可純さんはバレー部に所属する、アイドル好きの活発な女の子だった。この4日前には、彼女の通う中学校で運動会があり、可純さんは応援団の一員だった。母親は、娘が応援団で使用したハチマキを使って、首を絞めたという。

「なぜ誰も救いの手を差し伸べなかったのか。千葉県の県営住宅の場合、生活困窮者であれば最大で家賃を月2560円にまで下げることが可能なんですが、自治体はそれを、母親から相談がなかったために説明しなかったのです。
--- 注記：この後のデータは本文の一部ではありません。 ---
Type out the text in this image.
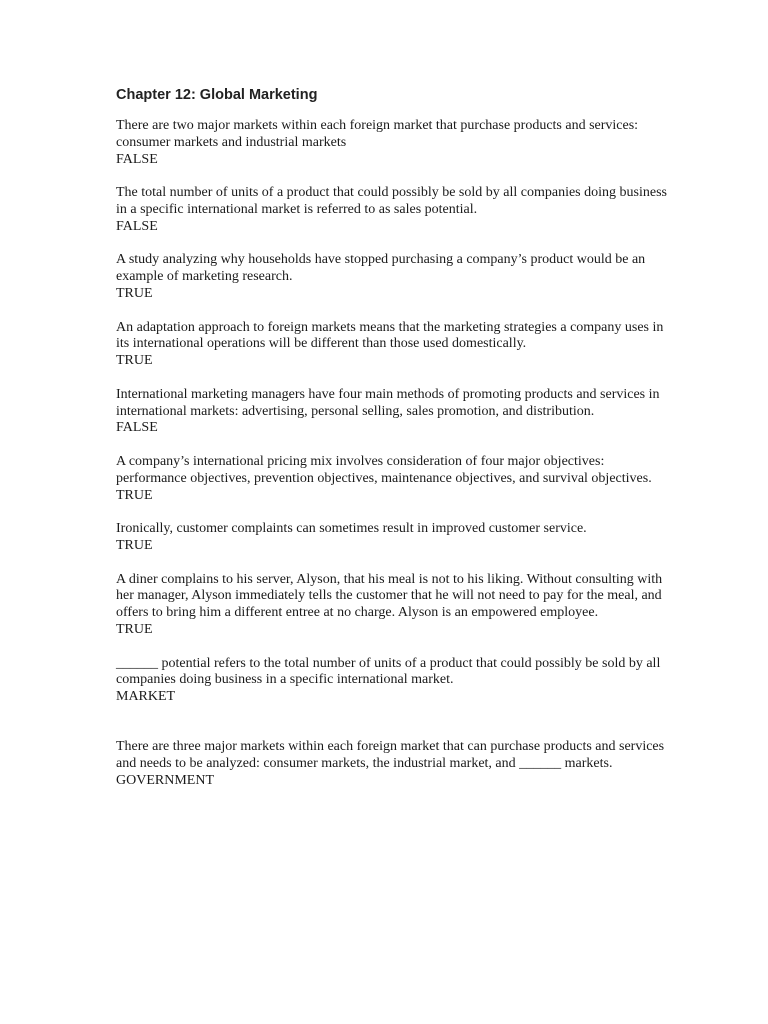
Chapter 12: Global Marketing

There are two major markets within each foreign market that purchase products and services: consumer markets and industrial markets

FALSE

The total number of units of a product that could possibly be sold by all companies doing business in a specific international market is referred to as sales potential.

FALSE

A study analyzing why households have stopped purchasing a company’s product would be an example of marketing research.

TRUE

An adaptation approach to foreign markets means that the marketing strategies a company uses in its international operations will be different than those used domestically.

TRUE

International marketing managers have four main methods of promoting products and services in international markets: advertising, personal selling, sales promotion, and distribution.

FALSE

A company’s international pricing mix involves consideration of four major objectives: performance objectives, prevention objectives, maintenance objectives, and survival objectives.

TRUE

Ironically, customer complaints can sometimes result in improved customer service.

TRUE

A diner complains to his server, Alyson, that his meal is not to his liking. Without consulting with her manager, Alyson immediately tells the customer that he will not need to pay for the meal, and offers to bring him a different entree at no charge. Alyson is an empowered employee.

TRUE

______ potential refers to the total number of units of a product that could possibly be sold by all companies doing business in a specific international market.

MARKET

There are three major markets within each foreign market that can purchase products and services and needs to be analyzed: consumer markets, the industrial market, and ______ markets.

GOVERNMENT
また、母親は’13年の4月に一度、生活保護の受給の可否を市役所に問い合わせているのですが、『面会記録票』を見る限りでは、市の担当者が母親の話をまともに取り合っていなかったと思われます。生活保護が受けられていれば、あるいは家賃の減額制度を知っていれば、娘を手にかけるようなことはなかったはずです」(「千葉県生活と健康を守る会連合会」妹尾七重会長)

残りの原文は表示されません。